Um canteiro de obras não segue as mesmas exigências de um edifício já pronto. Enquanto a construção avança, o risco de incêndio muda de perfil — solda, fiação provisória, material inflamável armazenado, acúmulo de entulho — e o Corpo de Bombeiros trata isso como uma fase distinta da segurança predial, com exigências que precisam estar resolvidas antes da vistoria final que libera o Habite-se.
Durante a construção, praticamente todo edifício tem elétrica provisória, uso de maçarico e solda em estrutura metálica, armazenamento temporário de tintas, solventes e gás de cozinha para o canteiro, além de saídas de emergência que ainda não estão na configuração final. Isso cria pontos de ignição que não existem depois que a obra é entregue. A Falcon atua identificando esses pontos ainda na fase de planejamento, para que a construtora não seja pega de surpresa numa vistoria.
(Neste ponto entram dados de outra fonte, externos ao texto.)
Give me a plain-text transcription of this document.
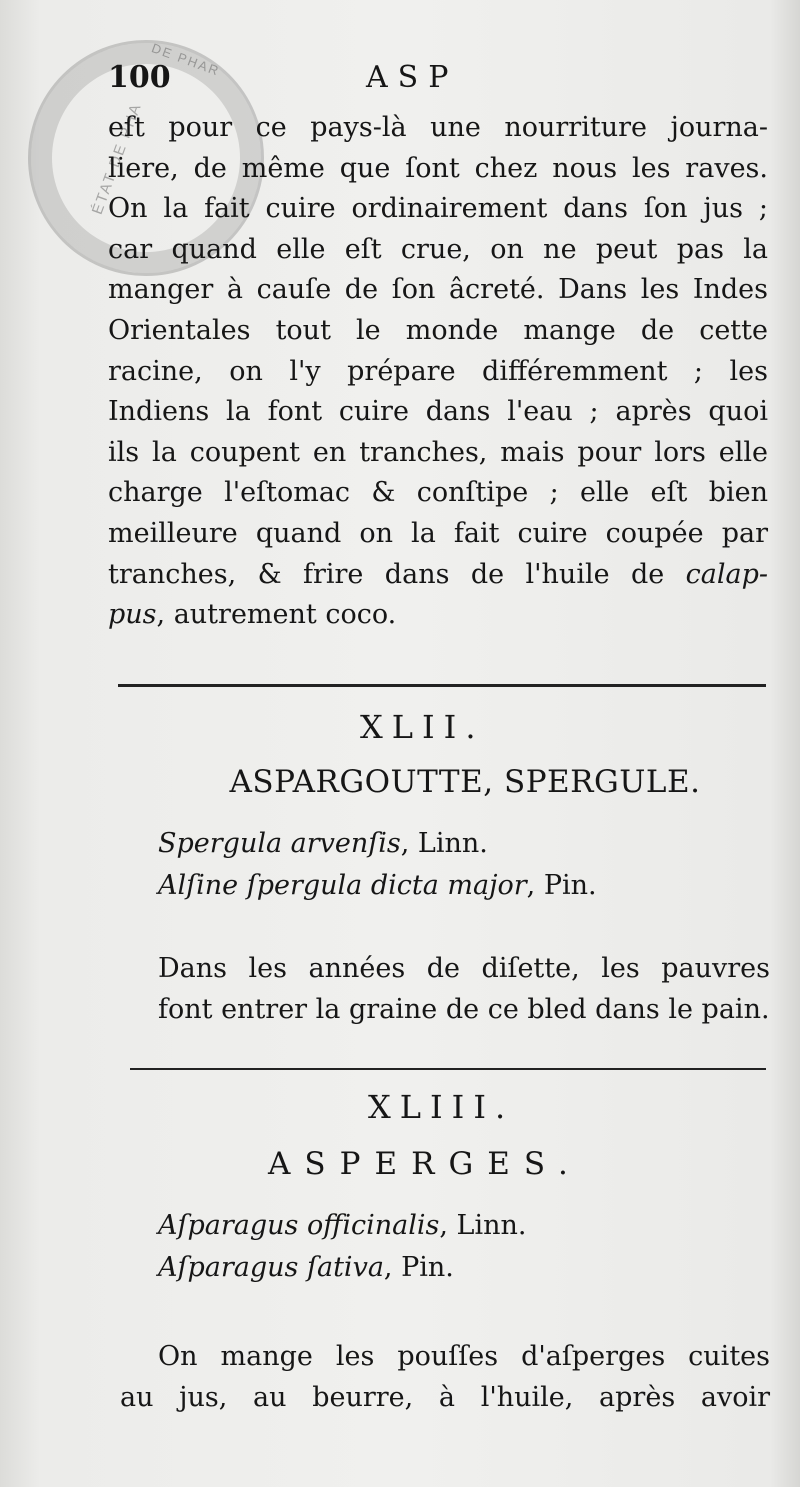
ÉTAT DE PHA
DE PHAR
100	ASP
eſt pour ce pays-là une nourriture journa-
liere, de même que ſont chez nous les raves.
On la fait cuire ordinairement dans ſon jus ;
car quand elle eſt crue, on ne peut pas la
manger à cauſe de ſon âcreté. Dans les Indes
Orientales tout le monde mange de cette
racine, on l'y prépare différemment ; les
Indiens la font cuire dans l'eau ; après quoi
ils la coupent en tranches, mais pour lors elle
charge l'eſtomac & conſtipe ; elle eſt bien
meilleure quand on la fait cuire coupée par
tranches, & frire dans de l'huile de calap-
pus, autrement coco.
XLII.
ASPARGOUTTE, SPERGULE.
Spergula arvenſis, Linn.
Alſine ſpergula dicta major, Pin.
Dans les années de diſette, les pauvres
font entrer la graine de ce bled dans le pain.
XLIII.
ASPERGES.
Aſparagus officinalis, Linn.
Aſparagus ſativa, Pin.
On mange les pouſſes d'aſperges cuites
au jus, au beurre, à l'huile, après avoir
Para liberar o Habite-se, o Corpo de Bombeiros de São Paulo normalmente exige que os sistemas de prevenção já estejam instalados e funcionando — não apenas projetados. Isso inclui hidrantes com pressão testada, extintores nos pontos corretos, sinalização de saída definitiva (não a provisória usada durante a obra) e, dependendo da ocupação futura do prédio, alarme e detecção de fumaça já operacionais. A Falcon faz essa transição: acompanha desde a fase de projeto preventivo até a instalação real dos sistemas, para que a vistoria de Habite-se não pare por um sistema que ainda está “no papel”.
O erro mais frequente é a construtora tratar segurança contra incêndio como item de última etapa, quando na prática o projeto preventivo (PPCI) precisa ser aprovado junto com o projeto arquitetônico, antes mesmo da fundação. Outro erro comum é instalar hidrantes e extintores no layout do projeto original, sem revisar depois de mudanças de uso dos pavimentos — o que gera divergência entre o que está no papel e o que está construído, e isso trava a vistoria.
A Falcon acompanha a obra em etapas: revisão do PPCI já na fase de projeto, inspeção intermediária durante a execução (para pegar divergência antes que fique cara de corrigir), e a vistoria pré-Habite-se, simulando o que o Corpo de Bombeiros vai exigir. Isso reduz o risco de a construtora chegar à vistoria oficial e descobrir um problema que poderia ter sido resolvido meses antes, com a obra ainda em andamento.
O PPCI precisa ser aprovado antes de começar a obra? Sim. O Plano de Prevenção Contra Incêndio (PPCI) precisa ser aprovado pelo Corpo de Bombeiros junto com o projeto arquitetônico, antes do início da construção — alterar o projeto de segurança depois que a obra já começou custa mais caro e pode exigir retrabalho estrutural.
Durante a obra, já preciso ter extintores instalados? Sim, extintores adequados ao tipo de risco (elétrico, inflamáveis, madeira) precisam estar presentes desde o início dos trabalhos, não apenas na fase final — isso protege os próprios trabalhadores da obra.
O que acontece se a vistoria de Habite-se encontrar um problema de incêndio? A liberação do Habite-se é suspensa até a correção, o que pode atrasar a entrega do empreendimento em semanas ou meses, dependendo da complexidade do ajuste.
Construtora pequena também precisa desse processo? Sim, a exigência não depende do tamanho da construtora, mas da ocupação e da metragem do edifício — mesmo obras menores têm PPCI obrigatório.